From a pitchers point of view, it seems that unpredictable randomness or "luck" factors into his results and "numbers" much more than previously thought. Especially since the pitcher is so reliant on things totally out of his control—run support, inherited runners stranded by the reliever, closer effectiveness, "fluke" hits, hard smashes right at fielders vs. a 5 bouncer that finds a hole, etc. Thoughts?
I agree. Our job is to figure out how much random variation there is in a metric, relative to the number of trials (plate appearances, or balls in play, etc). What we are up against is that we link the performance to the pitcher's identity, when really, much of what happens should be linked to other factors. We say things like "the pitcher allowed a hit," when really what happened is "the pitcher was on the mound when his team allowed a hit." In this way, we are suggesting that the pitcher, the fielder, the park, the batter, etc, all played their part in that hit occurring (and luck, too, of course).
Subtopic: Home runs
Ever since Voros McCracken made his stunning breakthrough observation, one bizarre and seemingly irreconcilable implication of DIPS has nagged at me. That is, that pitchers are "responsible" for a home run, but a ball drilled to the warning track and caught is thrown into the same Magic Soup of "ordinary batted balls" as the dribbler to the mound and the infield popup. A red flag of "discontinuity" goes up for me there.

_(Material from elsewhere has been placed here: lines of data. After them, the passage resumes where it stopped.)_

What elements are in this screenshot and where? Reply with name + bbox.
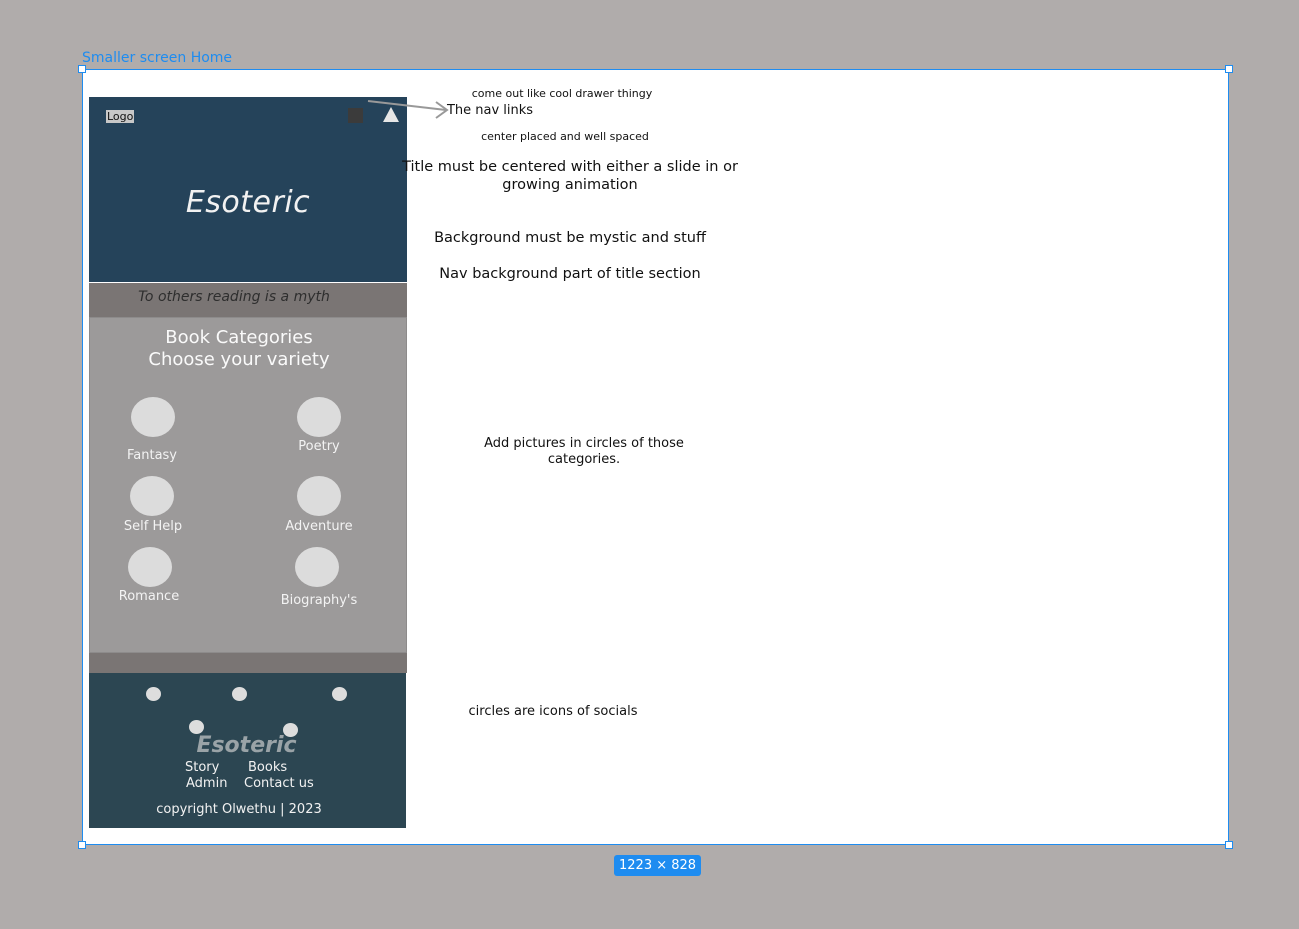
annotation-pictures: Add pictures in circles of those categor… <box>464 436 704 468</box>
annotation-center-placed: center placed and well spaced <box>481 130 649 143</box>
categories-heading-line1: Book Categories <box>165 327 313 348</box>
category-image-adventure[interactable] <box>297 476 341 516</box>
footer-title: Esoteric <box>196 733 297 758</box>
logo[interactable]: Logo <box>106 110 135 123</box>
category-image-self-help[interactable] <box>130 476 174 516</box>
social-icon[interactable] <box>232 687 247 701</box>
category-label-biography[interactable]: Biography's <box>259 593 379 608</box>
tagline: To others reading is a myth <box>138 289 330 305</box>
category-label-fantasy[interactable]: Fantasy <box>92 448 212 463</box>
resize-handle-top-left[interactable] <box>78 65 86 73</box>
divider-bar <box>89 653 407 673</box>
social-icon[interactable] <box>332 687 347 701</box>
dimension-badge: 1223 × 828 <box>614 855 702 876</box>
footer-link-contact-us[interactable]: Contact us <box>244 776 314 791</box>
footer-link-books[interactable]: Books <box>248 760 287 775</box>
annotation-pictures-line2: categories. <box>547 452 621 467</box>
categories-heading: Book Categories Choose your variety <box>89 327 389 371</box>
annotation-socials: circles are icons of socials <box>468 704 638 719</box>
copyright: copyright Olwethu | 2023 <box>156 802 322 817</box>
annotation-title: Title must be centered with either a sli… <box>400 158 740 194</box>
category-label-self-help[interactable]: Self Help <box>93 519 213 534</box>
social-icon[interactable] <box>189 720 204 734</box>
resize-handle-bottom-right[interactable] <box>1225 841 1233 849</box>
resize-handle-top-right[interactable] <box>1225 65 1233 73</box>
frame-label[interactable]: Smaller screen Home <box>82 50 232 66</box>
category-image-biography[interactable] <box>295 547 339 587</box>
category-label-adventure[interactable]: Adventure <box>259 519 379 534</box>
annotation-title-line1: Title must be centered with either a sli… <box>402 159 738 175</box>
annotation-drawer: come out like cool drawer thingy <box>471 87 653 100</box>
category-label-poetry[interactable]: Poetry <box>259 439 379 454</box>
annotation-nav-background: Nav background part of title section <box>439 266 701 282</box>
annotation-nav-links: The nav links <box>446 103 534 118</box>
category-label-romance[interactable]: Romance <box>89 589 209 604</box>
category-image-romance[interactable] <box>128 547 172 587</box>
footer-link-story[interactable]: Story <box>185 760 219 775</box>
footer-link-admin[interactable]: Admin <box>186 776 227 791</box>
annotation-pictures-line1: Add pictures in circles of those <box>484 436 684 451</box>
categories-heading-line2: Choose your variety <box>148 349 330 370</box>
resize-handle-bottom-left[interactable] <box>78 841 86 849</box>
social-icon[interactable] <box>146 687 161 701</box>
annotation-background: Background must be mystic and stuff <box>434 230 706 246</box>
annotation-title-line2: growing animation <box>502 177 638 193</box>
category-image-fantasy[interactable] <box>131 397 175 437</box>
category-image-poetry[interactable] <box>297 397 341 437</box>
site-title: Esoteric <box>185 185 311 220</box>
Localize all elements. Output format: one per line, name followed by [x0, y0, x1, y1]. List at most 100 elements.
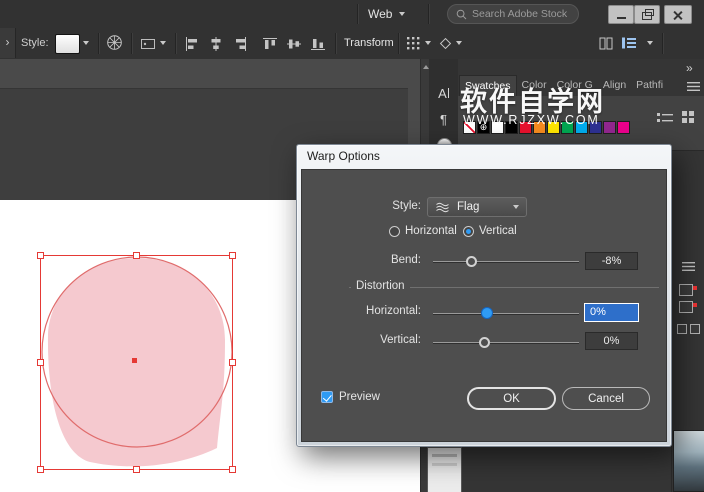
character-panel-icon[interactable]: A [429, 86, 458, 101]
list-view-icon[interactable] [657, 112, 673, 127]
bend-slider-track[interactable] [433, 261, 579, 263]
warp-style-dropdown[interactable]: Flag [427, 197, 527, 217]
swatch-ec008c[interactable] [617, 121, 630, 134]
shape-properties-icon[interactable] [140, 37, 156, 54]
vertical-slider-thumb[interactable] [479, 337, 490, 348]
isolate-dropdown-chevron[interactable] [456, 41, 462, 45]
bend-label: Bend: [341, 254, 421, 266]
vertical-value-field[interactable]: 0% [585, 332, 638, 350]
align-middle-vertical-icon[interactable] [286, 36, 302, 55]
horizontal-slider-thumb[interactable] [481, 307, 493, 319]
style-label: Style: [21, 37, 49, 49]
close-button[interactable] [664, 5, 692, 24]
document-columns-icon[interactable] [599, 37, 613, 53]
scroll-up-icon[interactable] [423, 65, 429, 69]
align-right-icon[interactable] [232, 36, 248, 55]
panel-menu-icon[interactable] [687, 82, 700, 94]
cancel-button[interactable]: Cancel [562, 387, 650, 410]
horizontal-radio[interactable] [389, 226, 400, 237]
align-top-icon[interactable] [262, 36, 278, 55]
workspace-dropdown-chevron[interactable] [647, 41, 653, 45]
style-dropdown-chevron[interactable] [83, 41, 89, 45]
panel-menu-icon-2[interactable] [682, 262, 695, 274]
bend-slider-thumb[interactable] [466, 256, 477, 267]
ok-button[interactable]: OK [467, 387, 556, 410]
warp-style-value: Flag [457, 201, 479, 213]
graphic-style-thumbnail[interactable] [55, 34, 80, 54]
small-panel-icon[interactable] [677, 324, 687, 334]
shape-dropdown-chevron[interactable] [160, 41, 166, 45]
restore-button[interactable] [634, 5, 660, 24]
minimize-button[interactable] [608, 5, 634, 24]
partial-panel-preview [427, 447, 462, 492]
distortion-vertical-label: Vertical: [341, 334, 421, 346]
vertical-radio[interactable] [463, 226, 474, 237]
character-glyph: A [438, 86, 447, 101]
close-icon [673, 10, 683, 20]
recolor-artwork-icon[interactable] [106, 34, 123, 54]
dialog-body: Style: Flag Horizontal Vertical Bend: -8… [301, 169, 667, 442]
swatch-92278f[interactable] [603, 121, 616, 134]
selection-handle[interactable] [134, 253, 140, 259]
panel-thumbnail-image [673, 430, 704, 492]
paragraph-panel-icon[interactable]: ¶ [429, 112, 458, 127]
flag-style-icon [435, 202, 451, 213]
grid-view-icon[interactable] [681, 110, 695, 127]
preview-label[interactable]: Preview [339, 391, 380, 403]
stroke-indicator-icon[interactable] [679, 301, 693, 313]
control-bar: › Style: Transform [0, 28, 704, 60]
selection-handle[interactable] [38, 467, 44, 473]
selection-handle[interactable] [38, 253, 44, 259]
selection-handle[interactable] [230, 360, 236, 366]
collapse-panels-chevrons[interactable]: » [686, 61, 692, 75]
reference-dropdown-chevron[interactable] [425, 41, 431, 45]
web-menu-label: Web [368, 7, 392, 21]
restore-icon [642, 12, 652, 20]
warp-style-label: Style: [341, 200, 421, 212]
selection-handle[interactable] [230, 467, 236, 473]
fill-red-dot [693, 286, 697, 290]
dialog-title: Warp Options [307, 149, 380, 163]
align-left-icon[interactable] [184, 36, 200, 55]
dropdown-chevron-icon [513, 205, 519, 209]
selected-artwork[interactable] [28, 248, 240, 480]
horizontal-radio-label[interactable]: Horizontal [405, 225, 457, 237]
controlbar-separator [175, 33, 176, 54]
search-placeholder: Search Adobe Stock [472, 8, 567, 20]
preview-checkbox[interactable] [321, 391, 333, 403]
align-center-horizontal-icon[interactable] [208, 36, 224, 55]
fill-indicator-icon[interactable] [679, 284, 693, 296]
small-panel-icon-2[interactable] [690, 324, 700, 334]
transform-button[interactable]: Transform [344, 37, 394, 49]
app-titlebar: Web Search Adobe Stock [0, 0, 704, 29]
selection-handle[interactable] [38, 360, 44, 366]
controlbar-separator [335, 33, 336, 54]
double-chevron-icon: » [686, 61, 692, 75]
horizontal-slider-track[interactable] [433, 313, 579, 315]
reference-point-icon[interactable] [407, 37, 420, 53]
minimize-icon [617, 17, 626, 19]
workspace-dock-icon[interactable] [621, 36, 637, 53]
controlbar-separator [662, 33, 663, 54]
bend-value-field[interactable]: -8% [585, 252, 638, 270]
align-bottom-icon[interactable] [310, 36, 326, 55]
panel-tab-pathfi[interactable]: Pathfi [631, 75, 668, 96]
chevron-down-icon [399, 12, 405, 16]
selection-handle[interactable] [134, 467, 140, 473]
vertical-slider-track[interactable] [433, 342, 579, 344]
isolate-selection-icon[interactable] [438, 36, 453, 54]
search-icon [456, 9, 467, 20]
toolbar-expand-button[interactable]: › [0, 28, 16, 58]
shape-center-point[interactable] [132, 358, 137, 363]
paragraph-glyph: ¶ [440, 112, 447, 127]
distortion-horizontal-label: Horizontal: [341, 305, 421, 317]
expand-glyph: › [6, 35, 10, 49]
selection-handle[interactable] [230, 253, 236, 259]
search-adobe-stock-input[interactable]: Search Adobe Stock [447, 4, 579, 24]
titlebar-separator [357, 4, 358, 24]
web-workspace-menu[interactable]: Web [368, 0, 405, 28]
horizontal-value-field[interactable]: 0% [584, 303, 639, 322]
warp-options-dialog: Warp Options Style: Flag Horizontal Vert… [296, 144, 672, 447]
controlbar-separator [98, 33, 99, 54]
vertical-radio-label[interactable]: Vertical [479, 225, 517, 237]
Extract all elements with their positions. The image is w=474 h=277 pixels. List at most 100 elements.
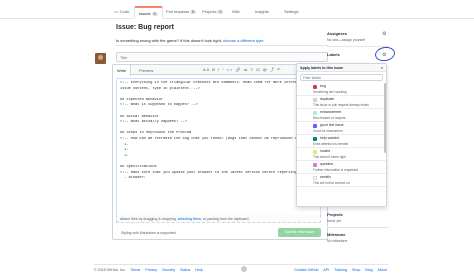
tab-projects-label: Projects [202,9,217,14]
footer-link-contact[interactable]: Contact GitHub [294,268,319,272]
attach-files-bar[interactable]: Attach files by dragging & dropping, sel… [116,215,321,223]
footer-link-training[interactable]: Training [334,268,347,272]
select-files-link[interactable]: selecting them [178,217,201,221]
label-color-swatch [313,150,317,154]
choose-type-link[interactable]: choose a different type. [223,38,265,43]
body-text-line: <!-- Everything in the triangular bracke… [120,81,317,85]
labels-menu-title: Apply labels to this issue [300,66,344,70]
sidebar-divider [327,227,389,228]
label-option[interactable]: good first issue Good for newcomers [297,122,386,135]
title-input[interactable]: Title [116,52,328,62]
filter-labels-input[interactable]: Filter labels [300,74,383,81]
footer-divider [94,264,388,265]
body-text-line: <!-- Make sure that you update your brow… [120,170,308,175]
body-text-line: <!-- How can we recreate the bug that yo… [120,136,317,141]
footer-link-about[interactable]: About [377,268,386,272]
repo-tabs: <> Code Issues 0 Pull requests 0 Projects 0… [0,6,474,19]
footer-link-blog[interactable]: Blog [365,268,372,272]
labels-list: bug Something isn't working duplicate This … [297,83,386,206]
copyright: © 2018 GitHub, Inc. [94,268,126,272]
label-option[interactable]: question Further information is requested [297,161,386,174]
sidebar-divider [327,46,389,47]
avatar [95,53,106,64]
label-option[interactable]: invalid This doesn't seem right [297,148,386,161]
label-description: Good for newcomers [313,129,343,133]
tab-write[interactable]: Write [113,65,132,76]
attach-text-suffix: , or pasting from the clipboard. [200,217,250,221]
label-name: enhancement [320,110,342,114]
label-option[interactable]: enhancement New feature or request [297,109,386,122]
tab-insights[interactable]: Insights [255,9,269,14]
tab-issues-label: Issues [139,11,151,16]
projects-value: None yet [327,219,342,223]
tab-projects-count: 0 [217,10,224,14]
footer-right: Contact GitHub API Training Shop Blog Ab… [294,268,391,272]
tab-pull-requests-label: Pull requests [166,9,190,14]
editor-tabs: Write Preview AA B I “ <> 🔗 ≔ ≡ ☑ @ ⤴ ↶ [113,65,327,76]
footer-link-security[interactable]: Security [162,268,175,272]
label-option[interactable]: wontfix This will not be worked on [297,174,386,187]
tab-preview[interactable]: Preview [135,65,157,75]
subtitle-text: Is something wrong with the game? If thi… [116,38,222,43]
close-icon[interactable]: × [381,65,383,70]
milestone-value: No milestone [327,239,348,243]
label-color-swatch [313,124,317,128]
labels-scrollbar[interactable] [384,83,386,153]
tab-projects[interactable]: Projects 0 [202,9,224,14]
tab-issues-count: 0 [151,12,158,16]
issue-template-subtitle: Is something wrong with the game? If thi… [116,38,265,43]
attach-text: Attach files by dragging & dropping, [120,217,177,221]
label-description: Something isn't working [313,90,347,94]
label-description: This will not be worked on [313,181,350,185]
submit-new-issue-button[interactable]: Submit new issue [278,228,321,237]
tab-pull-requests[interactable]: Pull requests 0 [166,9,197,14]
footer-link-terms[interactable]: Terms [131,268,141,272]
assignees-value[interactable]: No one—assign yourself [327,38,365,42]
labels-select-menu: Apply labels to this issue × Filter labe… [296,63,387,207]
body-text-line: - Browser: [120,176,146,181]
markdown-supported-note[interactable]: Styling with Markdown is supported [121,231,176,235]
label-option[interactable]: duplicate This issue or pull request alre… [297,96,386,109]
label-description: This issue or pull request already exist… [313,103,369,107]
label-name: bug [320,84,326,88]
label-description: New feature or request [313,116,346,120]
footer-link-status[interactable]: Status [180,268,190,272]
highlight-circle-annotation [373,45,397,63]
page-title: Issue: Bug report [116,24,174,31]
label-color-swatch [313,85,317,89]
label-name: help wanted [320,136,339,140]
label-color-swatch [313,98,317,102]
divider [116,45,328,46]
footer-link-api[interactable]: API [323,268,329,272]
label-color-swatch [313,137,317,141]
footer-link-help[interactable]: Help [195,268,202,272]
tab-settings[interactable]: Settings [284,9,298,14]
footer-link-privacy[interactable]: Privacy [145,268,157,272]
label-option[interactable]: help wanted Extra attention is needed [297,135,386,148]
assignees-heading[interactable]: Assignees [327,31,347,36]
label-description: Further information is requested [313,168,359,172]
tab-issues[interactable]: Issues 0 [134,6,163,19]
label-description: This doesn't seem right [313,155,346,159]
tab-code[interactable]: <> Code [114,9,129,14]
footer-link-shop[interactable]: Shop [352,268,360,272]
milestone-heading[interactable]: Milestone [327,232,345,237]
assignees-gear-icon[interactable]: ⚙ [382,31,386,37]
issue-body-textarea[interactable]: <!-- Everything in the triangular bracke… [116,78,321,216]
label-description: Extra attention is needed [313,142,349,146]
label-name: duplicate [320,97,335,101]
label-color-swatch [313,163,317,167]
footer-left: © 2018 GitHub, Inc. Terms Privacy Securi… [94,268,207,272]
github-logo-icon[interactable] [241,266,247,272]
label-name: good first issue [320,123,344,127]
label-color-swatch [313,176,317,180]
projects-heading[interactable]: Projects [327,212,343,217]
label-name: invalid [320,149,330,153]
label-option[interactable]: bug Something isn't working [297,83,386,96]
label-name: wontfix [320,175,331,179]
labels-menu-header: Apply labels to this issue × [297,64,386,72]
tab-wiki[interactable]: Wiki [232,9,240,14]
labels-heading[interactable]: Labels [327,52,340,57]
label-color-swatch [313,111,317,115]
tab-pull-requests-count: 0 [190,10,197,14]
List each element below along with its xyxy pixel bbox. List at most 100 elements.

Put more starkly, in one park a deep drive would be the pitcher's "fault" because the fence is a few feet closer – while in another stadium, DIPS says that there but for Lady Luck that same deep drive could as easily have been a harmless swinging bunt, since it stayed in the park. Now I realize that HR/FB normalizations are done in the more sophisticated defense-independent pitching stats (like xFIP). But how can an identical batted ball be purely the pitcher's "doing" in one park, but essentially the batter's "doing" in the other? I cannot get my head around this seemingly artificial construct.
But that's not true. If we were told that a ball was hit to the warning track, or that a ball was a pop-up 200 feet in the air and 150 feet from home plate, we would not treat them the same. But we are not told that in a pitcher's seasonal line. We are presuming that a pitcher doesn't have a disproportionate number of warning track doubles and infield flies when we look at seasonal lines. It’s a workable enough presumption, for the most part.
What you have to understand is that we're trying to categorize a pitcher's 600 contacted balls in a season into three categories: home runs, other hits, and outs. What DIPS is arguing is that you are (almost) better off dividing those contacted balls into just two categories: home runs and all other batted balls. The difference between a warning track hit and a warning track out, as it relates to the talent of the pitcher, is very small. Now, you can argue for other ways to classify batted balls: for instance, balls hit 300 feet and balls hit fewer than 300 feet, or balls that remain in the air for under three seconds and balls that remain in the air for more than three seconds. Each of those buckets will have much different run values and talent levels associated with them. It's a question of making up categories for balls, given whatever factual and (if any) subjective data we have for each batted ball.